According to Human Rights Watch (HRW), no EJK incidents have ever been linked to drug syndicates since the government launched its war on drugs in 2016, adding that in contrast, it has been “credibly established” that police and local authorities were often behind most of the cases.
In many of these incidents, “police routinely [manufactured] evidence, by planting drugs and weapons on dead suspects at the scene of the alleged crime, to justify their claim that the suspects had fought back,” said HRW deputy Asia director Phil Robertson.
“Moreover, the police and the Philippine Drug Enforcement Agency (PDEA) admit that they have killed nearly 6,000 in these antidrug operations but have no investigations to show in virtually all these cases,” he added. “Once again, Duterte is manufacturing a story or ‘fake news,’ to use the moniker he likes to use, to divert attention from killers in the ranks of the police to so-called drug syndicates.”
In a televised speech on Monday night, the President blamed EJKs on turf wars between warring drug syndicates, stressing that the government had nothing to do with it.
“Many are saying that I don’t follow the rule of law and I had killed many. I didn’t kill anyone,” he said, adding that he had never ordered people killed.
The President’s claim was backed by the Philippine National Police whose spokesperson said that warring drug syndicates were known to “kill each other.”
“You know a drug cartel is composed of people who will protect their king, who will protect their interest, who will protect their information, because it’s illegal. They are an organized crime.
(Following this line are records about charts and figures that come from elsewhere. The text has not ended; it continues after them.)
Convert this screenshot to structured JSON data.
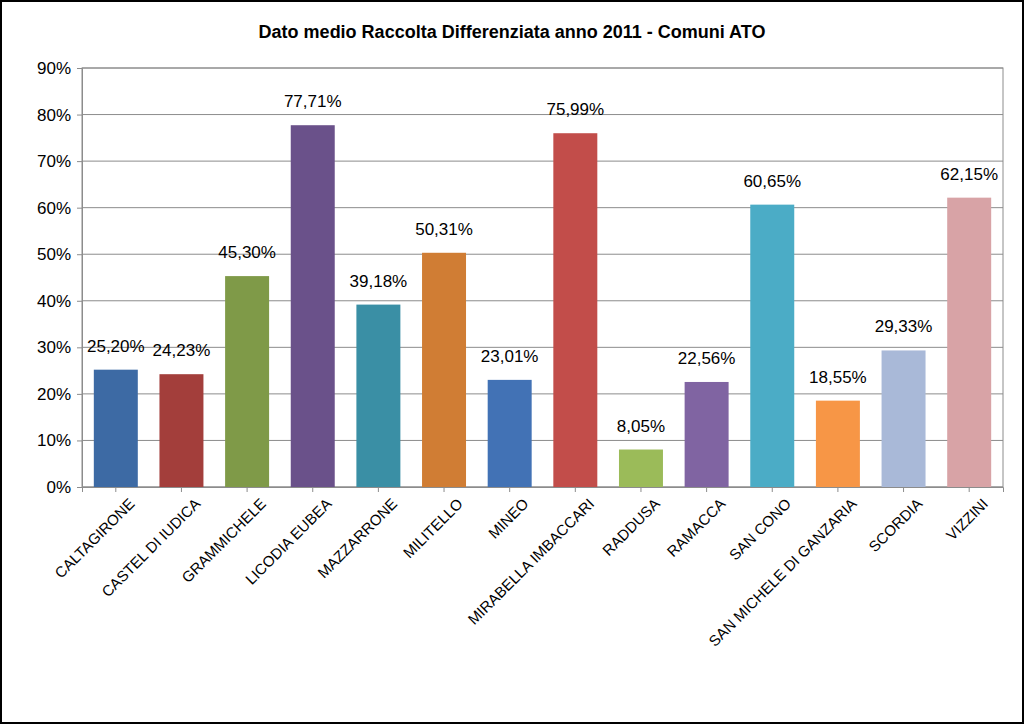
{
  "chart_data": {
    "type": "bar",
    "title": "Dato medio Raccolta Differenziata anno 2011 - Comuni ATO",
    "categories": [
      "CALTAGIRONE",
      "CASTEL DI IUDICA",
      "GRAMMICHELE",
      "LICODIA EUBEA",
      "MAZZARRONE",
      "MILITELLO",
      "MINEO",
      "MIRABELLA IMBACCARI",
      "RADDUSA",
      "RAMACCA",
      "SAN CONO",
      "SAN MICHELE DI GANZARIA",
      "SCORDIA",
      "VIZZINI"
    ],
    "values": [
      25.2,
      24.23,
      45.3,
      77.71,
      39.18,
      50.31,
      23.01,
      75.99,
      8.05,
      22.56,
      60.65,
      18.55,
      29.33,
      62.15
    ],
    "value_labels": [
      "25,20%",
      "24,23%",
      "45,30%",
      "77,71%",
      "39,18%",
      "50,31%",
      "23,01%",
      "75,99%",
      "8,05%",
      "22,56%",
      "60,65%",
      "18,55%",
      "29,33%",
      "62,15%"
    ],
    "colors": [
      "#3d6aa4",
      "#a33e3b",
      "#7f9a48",
      "#6a518a",
      "#3a8fa5",
      "#d07d34",
      "#4272b5",
      "#c24d4a",
      "#9bbb59",
      "#8064a2",
      "#4bacc6",
      "#f79646",
      "#a9b9d8",
      "#d8a3a6"
    ],
    "ylim": [
      0,
      90
    ],
    "yticks": [
      {
        "value": 0,
        "label": "0%"
      },
      {
        "value": 10,
        "label": "10%"
      },
      {
        "value": 20,
        "label": "20%"
      },
      {
        "value": 30,
        "label": "30%"
      },
      {
        "value": 40,
        "label": "40%"
      },
      {
        "value": 50,
        "label": "50%"
      },
      {
        "value": 60,
        "label": "60%"
      },
      {
        "value": 70,
        "label": "70%"
      },
      {
        "value": 80,
        "label": "80%"
      },
      {
        "value": 90,
        "label": "90%"
      }
    ],
    "grid": true,
    "data_labels": true
  }
}
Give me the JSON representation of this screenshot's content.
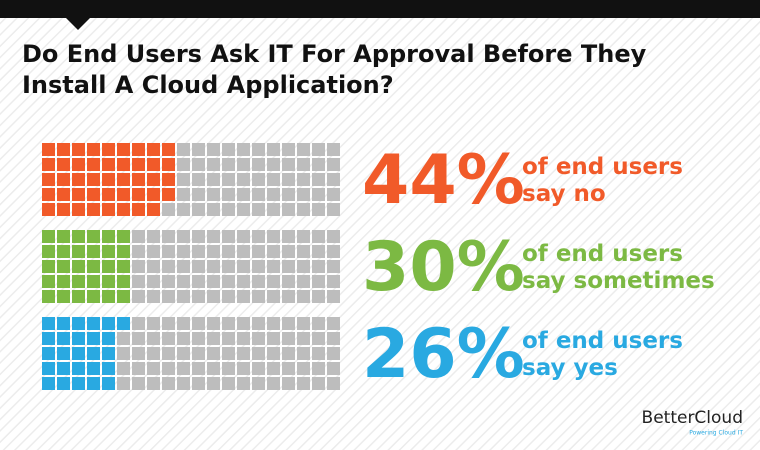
{
  "chart_data": {
    "type": "waffle",
    "title": "Do End Users Ask IT For Approval Before They Install A Cloud Application?",
    "series": [
      {
        "name": "say no",
        "intro": "of end users",
        "color": "#f15a29",
        "values": [
          44
        ],
        "value_labels": [
          "44%"
        ]
      },
      {
        "name": "say sometimes",
        "intro": "of end users",
        "color": "#7cb943",
        "values": [
          30
        ],
        "value_labels": [
          "30%"
        ]
      },
      {
        "name": "say yes",
        "intro": "of end users",
        "color": "#29a9e1",
        "values": [
          26
        ],
        "value_labels": [
          "26%"
        ]
      }
    ]
  },
  "logo": {
    "name": "BetterCloud",
    "tagline": "Powering Cloud IT"
  }
}
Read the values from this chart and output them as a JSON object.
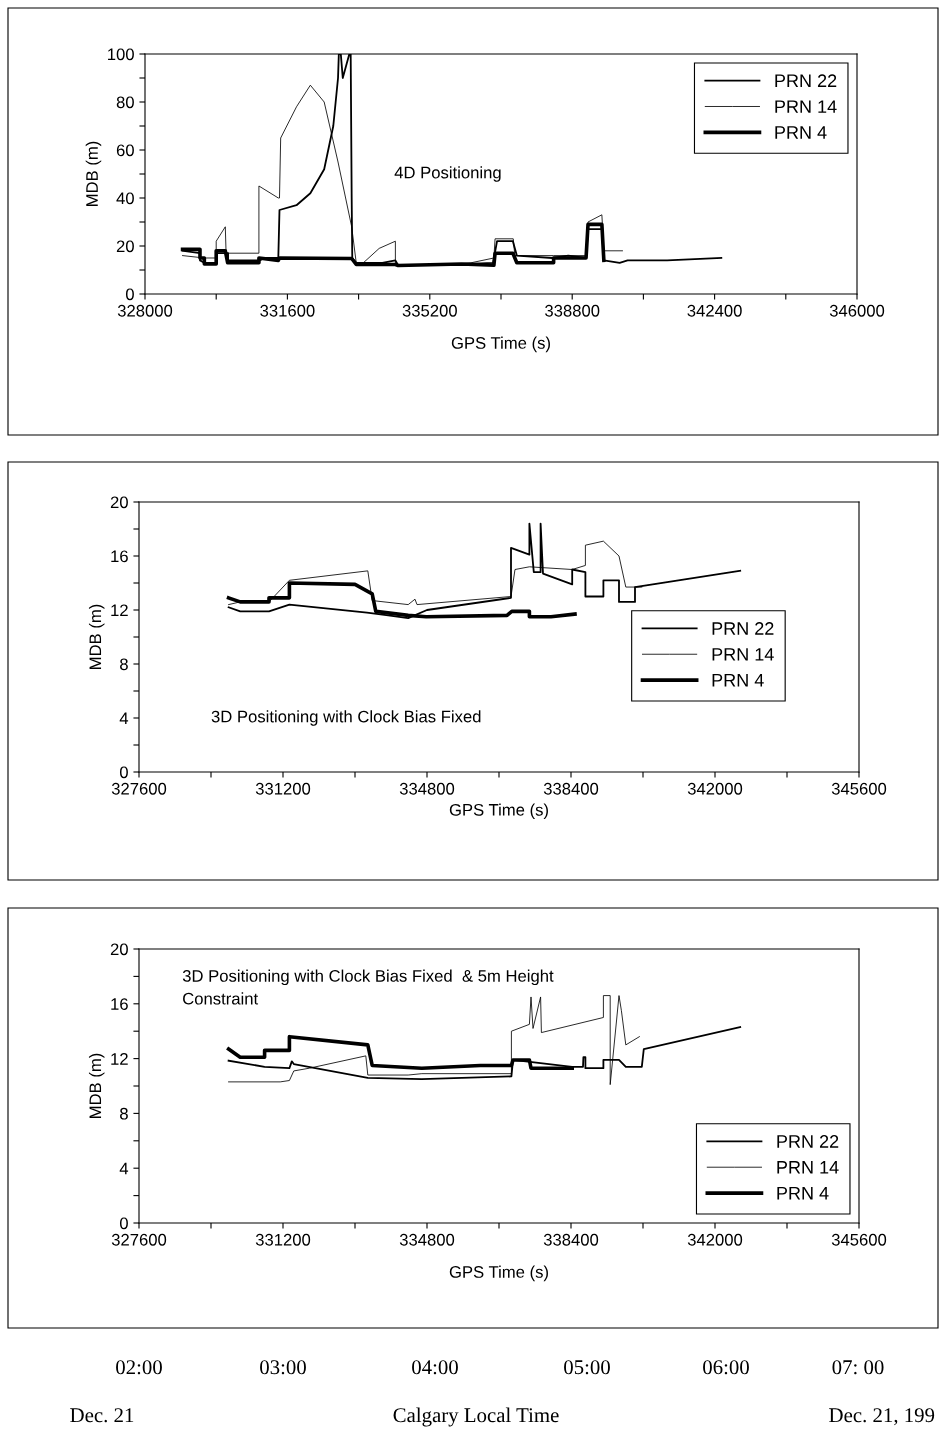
{
  "chart_data": [
    {
      "type": "line",
      "xlabel": "GPS Time (s)",
      "ylabel": "MDB (m)",
      "annotations": [
        "4D Positioning"
      ],
      "legend": "top right",
      "grid": false,
      "xlim": [
        328000,
        346000
      ],
      "xticks": [
        328000,
        {
          "value": 329800,
          "label": null
        },
        331600,
        {
          "value": 333400,
          "label": null
        },
        335200,
        {
          "value": 337000,
          "label": null
        },
        338800,
        {
          "value": 340600,
          "label": null
        },
        342400,
        {
          "value": 344200,
          "label": null
        },
        346000
      ],
      "ylim": [
        0,
        100
      ],
      "yticks": [
        0,
        {
          "value": 10,
          "label": null
        },
        20,
        {
          "value": 30,
          "label": null
        },
        40,
        {
          "value": 50,
          "label": null
        },
        60,
        {
          "value": 70,
          "label": null
        },
        80,
        {
          "value": 90,
          "label": null
        },
        100
      ],
      "series": [
        {
          "name": "PRN 22",
          "color": "#000000",
          "x": [
            328950,
            329390,
            329390,
            329500,
            329800,
            329800,
            330100,
            330100,
            330900,
            331000,
            331370,
            331400,
            331830,
            332180,
            332530,
            332760,
            332880,
            332900,
            332950,
            333000,
            333100,
            333166,
            333200,
            333225,
            333240,
            333340,
            334000,
            334330,
            334400,
            335400,
            336800,
            336900,
            337300,
            337400,
            338300,
            338700,
            339150,
            339200,
            339550,
            339600,
            340000,
            340200,
            341200,
            342570
          ],
          "values": [
            18,
            17,
            14,
            13,
            13,
            17,
            17,
            14,
            14,
            15,
            15,
            35,
            37,
            42,
            52,
            70,
            90,
            100,
            100,
            90,
            96,
            100,
            100,
            40,
            15,
            13,
            13,
            14,
            12,
            12,
            13,
            22,
            22,
            16,
            15,
            16,
            15,
            27,
            27,
            14,
            13,
            14,
            14,
            15
          ]
        },
        {
          "name": "PRN 14",
          "color": "#000000",
          "x": [
            328950,
            329500,
            329800,
            329800,
            330030,
            330050,
            330880,
            330880,
            331370,
            331400,
            331430,
            331830,
            332180,
            332530,
            332880,
            333225,
            333340,
            333520,
            333920,
            334330,
            334330,
            335430,
            336240,
            336820,
            336850,
            337310,
            337350,
            338330,
            338700,
            339150,
            339200,
            339550,
            339600,
            340070
          ],
          "values": [
            16,
            15,
            15,
            22,
            28,
            17,
            17,
            45,
            40,
            40,
            65,
            78,
            87,
            80,
            55,
            28,
            13,
            13,
            19,
            22,
            12,
            12,
            13,
            15,
            23,
            23,
            16,
            16,
            16,
            16,
            30,
            33,
            18,
            18
          ]
        },
        {
          "name": "PRN 4",
          "color": "#000000",
          "x": [
            328950,
            329390,
            329390,
            329500,
            329500,
            329800,
            329800,
            330030,
            330090,
            330880,
            330880,
            331370,
            331400,
            333225,
            333340,
            334330,
            334400,
            336000,
            336820,
            336850,
            337300,
            337400,
            338330,
            338330,
            339150,
            339200,
            339550,
            339600
          ],
          "values": [
            18.6,
            18.6,
            15,
            15,
            12.5,
            12.5,
            18,
            18,
            13,
            13,
            15,
            14,
            15,
            14.8,
            12.3,
            12.3,
            11.9,
            12.5,
            12,
            17,
            17,
            13,
            13,
            15,
            15,
            29,
            29,
            14
          ]
        }
      ]
    },
    {
      "type": "line",
      "xlabel": "GPS Time (s)",
      "ylabel": "MDB (m)",
      "annotations": [
        "3D Positioning with Clock Bias Fixed"
      ],
      "legend": "right",
      "grid": false,
      "xlim": [
        327600,
        345600
      ],
      "xticks": [
        327600,
        {
          "value": 329400,
          "label": null
        },
        331200,
        {
          "value": 333000,
          "label": null
        },
        334800,
        {
          "value": 336600,
          "label": null
        },
        338400,
        {
          "value": 340200,
          "label": null
        },
        342000,
        {
          "value": 343800,
          "label": null
        },
        345600
      ],
      "ylim": [
        0,
        20
      ],
      "yticks": [
        0,
        {
          "value": 2,
          "label": null
        },
        4,
        {
          "value": 6,
          "label": null
        },
        8,
        {
          "value": 10,
          "label": null
        },
        12,
        {
          "value": 14,
          "label": null
        },
        16,
        {
          "value": 18,
          "label": null
        },
        20
      ],
      "series": [
        {
          "name": "PRN 22",
          "color": "#000000",
          "x": [
            329840,
            330130,
            330850,
            331360,
            333300,
            333830,
            334330,
            334800,
            336900,
            336900,
            337360,
            337360,
            337470,
            337640,
            337640,
            337700,
            338430,
            338430,
            338760,
            338760,
            339210,
            339210,
            339600,
            339600,
            340000,
            340000,
            342630
          ],
          "values": [
            12.2,
            11.9,
            11.9,
            12.4,
            11.8,
            11.6,
            11.4,
            12.0,
            12.9,
            16.6,
            16.1,
            18.4,
            14.8,
            14.8,
            18.4,
            14.7,
            13.9,
            15.0,
            14.8,
            13.0,
            13.0,
            14.2,
            14.2,
            12.6,
            12.6,
            13.7,
            14.9
          ]
        },
        {
          "name": "PRN 14",
          "color": "#000000",
          "x": [
            329840,
            330130,
            330850,
            331360,
            333320,
            333430,
            334330,
            334500,
            334550,
            336900,
            337000,
            337360,
            338430,
            338760,
            338760,
            339210,
            339600,
            339770,
            340170
          ],
          "values": [
            12.4,
            12.6,
            12.6,
            14.2,
            14.9,
            12.7,
            12.4,
            12.8,
            12.4,
            13.0,
            15.0,
            15.2,
            15.0,
            15.3,
            16.8,
            17.1,
            16.0,
            13.7,
            13.7
          ]
        },
        {
          "name": "PRN 4",
          "color": "#000000",
          "x": [
            329840,
            330130,
            330850,
            330850,
            331360,
            331360,
            333000,
            333430,
            333520,
            334330,
            334780,
            336800,
            336920,
            337360,
            337360,
            337900,
            338500
          ],
          "values": [
            12.9,
            12.6,
            12.6,
            12.9,
            12.9,
            14.0,
            13.9,
            13.2,
            11.9,
            11.6,
            11.5,
            11.6,
            11.9,
            11.9,
            11.5,
            11.5,
            11.7
          ]
        }
      ]
    },
    {
      "type": "line",
      "xlabel": "GPS Time (s)",
      "ylabel": "MDB (m)",
      "annotations": [
        "3D Positioning with Clock Bias Fixed  & 5m Height Constraint",
        "02:00",
        "03:00",
        "04:00",
        "05:00",
        "06:00",
        "07: 00",
        "Dec. 21",
        "Calgary Local Time",
        "Dec. 21, 199"
      ],
      "legend": "bottom right",
      "grid": false,
      "xlim": [
        327600,
        345600
      ],
      "xticks": [
        327600,
        {
          "value": 329400,
          "label": null
        },
        331200,
        {
          "value": 333000,
          "label": null
        },
        334800,
        {
          "value": 336600,
          "label": null
        },
        338400,
        {
          "value": 340200,
          "label": null
        },
        342000,
        {
          "value": 343800,
          "label": null
        },
        345600
      ],
      "ylim": [
        0,
        20
      ],
      "yticks": [
        0,
        {
          "value": 2,
          "label": null
        },
        4,
        {
          "value": 6,
          "label": null
        },
        8,
        {
          "value": 10,
          "label": null
        },
        12,
        {
          "value": 14,
          "label": null
        },
        16,
        {
          "value": 18,
          "label": null
        },
        20
      ],
      "series": [
        {
          "name": "PRN 22",
          "color": "#000000",
          "x": [
            329840,
            330740,
            331360,
            331420,
            331470,
            333320,
            334670,
            336910,
            336950,
            338430,
            338700,
            338710,
            338760,
            338760,
            339210,
            339210,
            339600,
            339770,
            340170,
            340220,
            342630
          ],
          "values": [
            11.85,
            11.4,
            11.3,
            11.8,
            11.6,
            10.6,
            10.5,
            10.7,
            11.9,
            11.4,
            11.4,
            12.1,
            12.1,
            11.3,
            11.3,
            11.9,
            11.9,
            11.4,
            11.4,
            12.7,
            14.3
          ]
        },
        {
          "name": "PRN 14",
          "color": "#000000",
          "x": [
            329840,
            331130,
            331360,
            331470,
            331860,
            333270,
            333320,
            334330,
            334670,
            336910,
            336910,
            337360,
            337400,
            337450,
            337640,
            337660,
            339210,
            339210,
            339380,
            339380,
            339600,
            339660,
            339770,
            340110
          ],
          "values": [
            10.3,
            10.3,
            10.4,
            11.1,
            11.3,
            12.2,
            10.8,
            10.8,
            10.9,
            10.9,
            14.0,
            14.5,
            16.5,
            14.2,
            16.5,
            13.9,
            15.0,
            16.6,
            16.6,
            10.1,
            16.6,
            15.5,
            13.0,
            13.6
          ]
        },
        {
          "name": "PRN 4",
          "color": "#000000",
          "x": [
            329840,
            330130,
            330740,
            330740,
            331360,
            331360,
            333320,
            333430,
            334670,
            336130,
            336910,
            336950,
            337360,
            337400,
            337640,
            337700,
            338430
          ],
          "values": [
            12.7,
            12.1,
            12.1,
            12.6,
            12.6,
            13.6,
            13.0,
            11.5,
            11.3,
            11.5,
            11.5,
            11.9,
            11.9,
            11.3,
            11.3,
            11.3,
            11.3
          ]
        }
      ]
    }
  ]
}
There is honor among thieves. Now, if their honor is violated, what is the consequence? They kill each other,“ Col. Ysmael Yu, the PNP spokesperson, told the Inquirer.
He added that other drug syndicates “base their transaction on word of honor and if they don’t comply with what was agreed upon, the killings happen.”
At times, the killings were due to disputes over territory, Yu said.
He insisted that the alleged EJKs in the drug war were not state-sponsored.
“We follow the rule of law—the PNP operational procedure and rules of engagement and, of course, respect for human rights,” Yu said.
The PDEA said that as of Aug. 31, there were 5,856 suspects killed in the drug war that started on July 1, 2016.